Any creators of a framework will not be thinking much about giving examples where the code is tightly coupled to the framework. And this is true also for ServiceFabric, if you look around on the net.
But I have separated the domain logic from the framework (almost done with the entire system), which means I can choose any host to run the system, be it a console app and inmemory storage, or a ServiceFabric cluster or any other kind of container or host.

So our ServiceFabric code is referencing the domain logic, passing in the SF statemanagers wrapped in adaptors. The domain logic does not know it is an IReliableDictionary from SF, or something using SAFENetwork…

So this refactor, it actually opens up for passing in a SAFENetwork implementation.
And that’s the part I’ll figure out.
Now, it isn’t trivial to get the full fledged functionality of SF reliable state. But I’ll make a trivial first version, and then we’ll see how far I can take it.

What makes it non-trivial is the transactions that ServiceFabric uses. It let’s you mutate state in one and even multiple reliable collections within a single transaction. And to replicate this in SAFENetwork… Well, let’s say I’ve had to think a bit about the various access patterns that opens up with a global storage solution, and since storing state means a handful of commits, there are some special patterns of compensatory actions and processes that needs to go in to it, to get something that looks like a transaction, and it’s very exciting but I do not know if or how it will be solved in a way that is sufficiently reliable.
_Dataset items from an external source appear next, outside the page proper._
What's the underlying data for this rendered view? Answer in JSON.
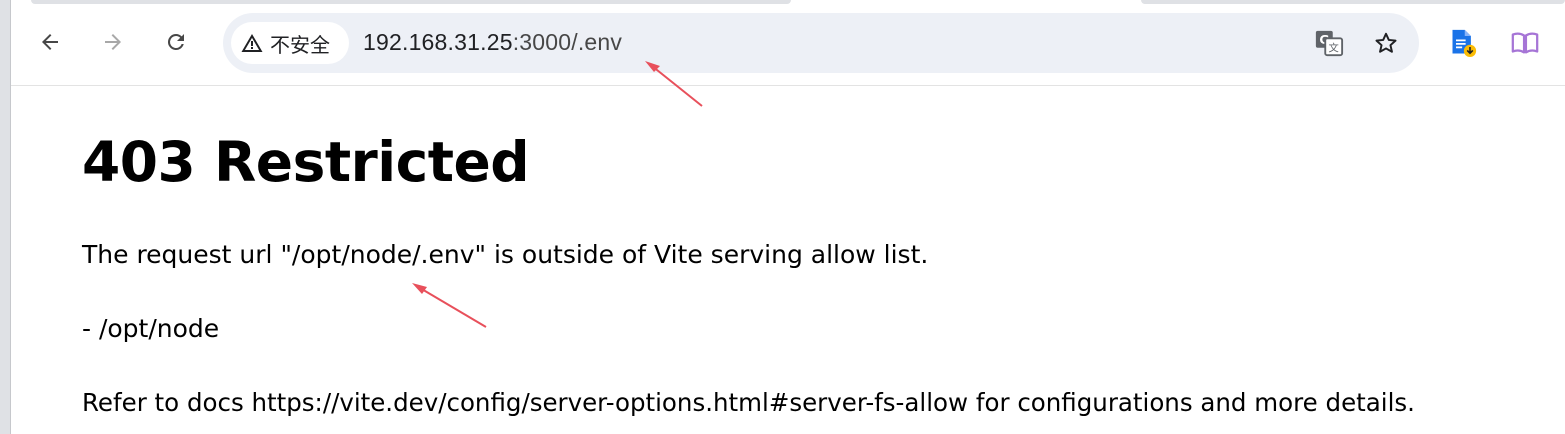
{
  "browser": {
    "security_label": "不安全",
    "url_host": "192.168.31.25",
    "url_rest": ":3000/.env",
    "icons": {
      "back": "arrow-left-icon",
      "forward": "arrow-right-icon",
      "reload": "reload-icon",
      "security": "warning-triangle-icon",
      "translate": "translate-icon",
      "bookmark": "star-icon",
      "extension_doc": "document-download-icon",
      "reading_mode": "book-icon"
    },
    "colors": {
      "accent_blue": "#1a73e8",
      "reader_purple": "#a675d6",
      "annotation_red": "#e8505b"
    }
  },
  "page": {
    "heading": "403 Restricted",
    "message": "The request url \"/opt/node/.env\" is outside of Vite serving allow list.",
    "allow_item": "- /opt/node",
    "docs_text": "Refer to docs https://vite.dev/config/server-options.html#server-fs-allow for configurations and more details."
  }
}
So, one teaser is that ServiceFabric uses logs for building up these transactions, and well, logs, streams… and that’s where I saw the EventStore come to use,also the aggregate abstractions as they are meant to solve collaborative work over same state, which I would say distributed state management is. But I am so far from the advanced low level performamce coding so that’s why I hinted at that, in reality, we’ll have to see just how performant that can be.
This could probably work fine for some businesses, but it cannot be the backbone of a cloud infrastructure. Just to put it in perspective.